The thing about the Clampitts on “The Beverly Hillbillies” is that they were fictional. Even when fictional characters are based on real-life people (for example, the character of Fagin in the book Oliver Twist was based on a real-life petty criminal Ikey Solomon) it’s still fiction. We’re laughing at fiction. We aren’t pointing our fingers at real people whom we might meet walking down the street and then sniggering behind their backs.
All humor makes fun of in some way, and it’s good if we can laugh at ourselves. I’m not saying we shouldn’t laugh at ourselves. But this current trend isn’t designed to make us laugh at ourselves. It’s designed to make us feel superior to Other People. That bothers me.
TLC – which used to stand for The Learning Channel, but now I think stands for Too Little Conscience, not only airs “Here Comes Honey Boo-Boo” but has now found a winning formula in taking young people who are disillusioned with their insular religious lives and putting them in The Big City. So we get “Breaking Amish” because, oh my, how entertaining to watch naive young Amish people in their funny Other clothes try to navigate New York City. Or Los Angeles. And whether it was real or staged, it doesn’t entirely matter, because we are still meant to believe that it’s real. We’re still meant to feel superior to those backward Amish people. Who, by the way, even though we see them wearing skimpy clothes during half the show, still wear their traditional Amish clothes for the interview segments. Because they’re Other, right?

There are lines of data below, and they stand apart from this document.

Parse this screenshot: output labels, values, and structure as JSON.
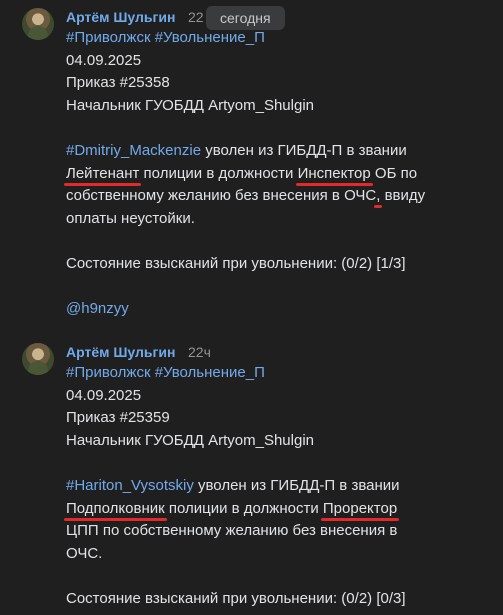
{
  "posts": [
    {
      "author": "Артём Шульгин",
      "time": "22",
      "tooltip": "сегодня",
      "hashtags": [
        "#Приволжск",
        "#Увольнение_П"
      ],
      "date": "04.09.2025",
      "order": "Приказ #25358",
      "chief": "Начальник ГУОБДД Artyom_Shulgin",
      "person": "#Dmitriy_Mackenzie",
      "text1": " уволен из ГИБДД-П в звании",
      "rank": "Лейтенант",
      "text2": " полиции в должности ",
      "position": "Инспектор",
      "text3": " ОБ по",
      "text4": "собственному желанию без внесения в ОЧС",
      "comma": ",",
      "text5": " ввиду",
      "text6": "оплаты неустойки.",
      "status": "Состояние взысканий при увольнении: (0/2) [1/3]",
      "mention": "@h9nzyy"
    },
    {
      "author": "Артём Шульгин",
      "time": "22ч",
      "hashtags": [
        "#Приволжск",
        "#Увольнение_П"
      ],
      "date": "04.09.2025",
      "order": "Приказ #25359",
      "chief": "Начальник ГУОБДД Artyom_Shulgin",
      "person": "#Hariton_Vysotskiy",
      "text1": " уволен из ГИБДД-П в звании",
      "rank": "Подполковник",
      "text2": " полиции в должности ",
      "position": "Проректор",
      "text3": "ЦПП по собственному желанию без внесения в",
      "text4": "ОЧС.",
      "status": "Состояние взысканий при увольнении: (0/2) [0/3]"
    }
  ],
  "colors": {
    "background": "#1f1f1f",
    "link": "#71aaeb",
    "text": "#e1e3e6",
    "underline": "#e12b2b"
  }
}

Look, we as humans have a voyeuristic streak. I can accept that. But we have to set limits on ourselves. We know what happens when we stop to gawk at a wreck on the highway. The rubber-necking shuts everything down and we can’t function. I’m suggesting that we’re now doing that to our whole society. Our gawking is the problem. Think I’m driving this point home a bit too hard? It’s important.
As long as we’re comfortable othering people, we’re ok with taking their rights away. We can take food out of their mouths. We don’t have to feed the poor, because they’re not like us – they’re Other. Georgia Congressman Jack Kingston just suggested – seriously – that we make poor kids sweep the floors in schools before we give them lunch because “there’s no such thing as a free lunch.” Clearly, he doesn’t understand what that economic principle means, but more disturbing is his othering of poor children. Seriously, Mr. Kingston? In what world would that be ok?
Here’s the most human thing that’s happened in all of this duck flap. Phil Robertson’s family has stood by him. They’ve said that they can’t imagine going on without him. Good for them! Why do I say that? Because that’s what family does. They’ve put their patriarch above the profits. They’ve decided that they’d rather stick together as a family than sacrifice him on the altar of wealth.
Relationships, after all, are how we change and grow. Recognizing that there is no Other, except that we are all Other. We all are, or none are.
I’m not wasting my time on Phil Robertson. I don’t know him. I’ll deal with the people in my own life. Some of them have hurtful views on things, and I’m compelled to confront that. How are you confronting what’s hurtful in your own life? How are your relationships?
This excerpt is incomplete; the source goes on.